Zulhas menambahkan, kenaikan harga plastik juga berkaitan dengan lonjakan harga bahan bakar minyak (BBM) yang terdampak perang di Timur Tengah.
Pemerintah berencana membahas isu ini secara khusus dan akan memanggil pihak-pihak terkait untuk mencari solusi jangka panjang.
“Saya dengar bijih plastiknya naiknya luar biasa. Karena plastik itu kan dari BBM, kan. Ya, nanti kita akan bahas secara khusus, kok, tiba-tiba naiknya begitu tinggi. Kita akan undang beberapa pihak terkait,” kata Zulhas.
Para pedagang mengaku kenaikan harga plastik sudah mulai terasa sebelum Lebaran. Beberapa ukuran plastik yang sebelumnya dijual Rp17 ribu per pak kini naik menjadi Rp23 ribu per pak.
Lonjakan harga ini mendorong pemerintah untuk segera mengambil langkah mitigasi agar stabilitas harga di dalam negeri tetap terjaga.
Sebagai bagian dari upaya tersebut, pemerintah tengah menjajaki diversifikasi sumber impor bahan baku plastik.
Beberapa negara alternatif yang sedang dipertimbangkan antara lain dari kawasan Afrika, India, dan Amerika.
Strategi ini diharapkan dapat mengurangi ketergantungan Indonesia pada pasokan dari Timur Tengah sekaligus menahan laju kenaikan harga plastik di pasar domestik.

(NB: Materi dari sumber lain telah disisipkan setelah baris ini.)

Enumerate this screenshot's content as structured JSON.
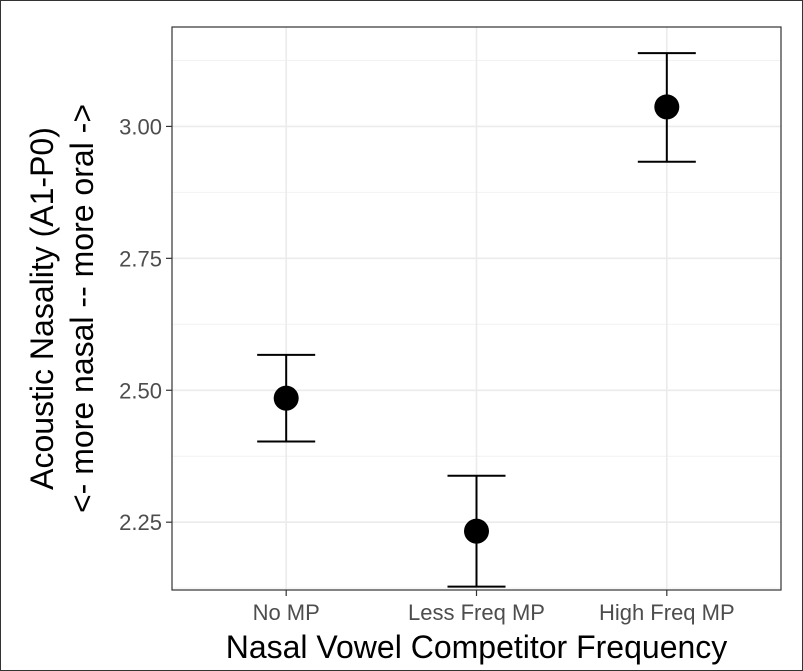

Kenaikan harga plastik ini menjadi perhatian serius pemerintah, mengingat perannya yang vital dalam rantai pasok pangan, logistik, dan sektor manufaktur.
Dengan langkah-langkah diversifikasi dan koordinasi lintas kementerian, pemerintah berharap harga plastik dapat kembali stabil dan dampak bagi masyarakat dan industri dapat diminimalkan.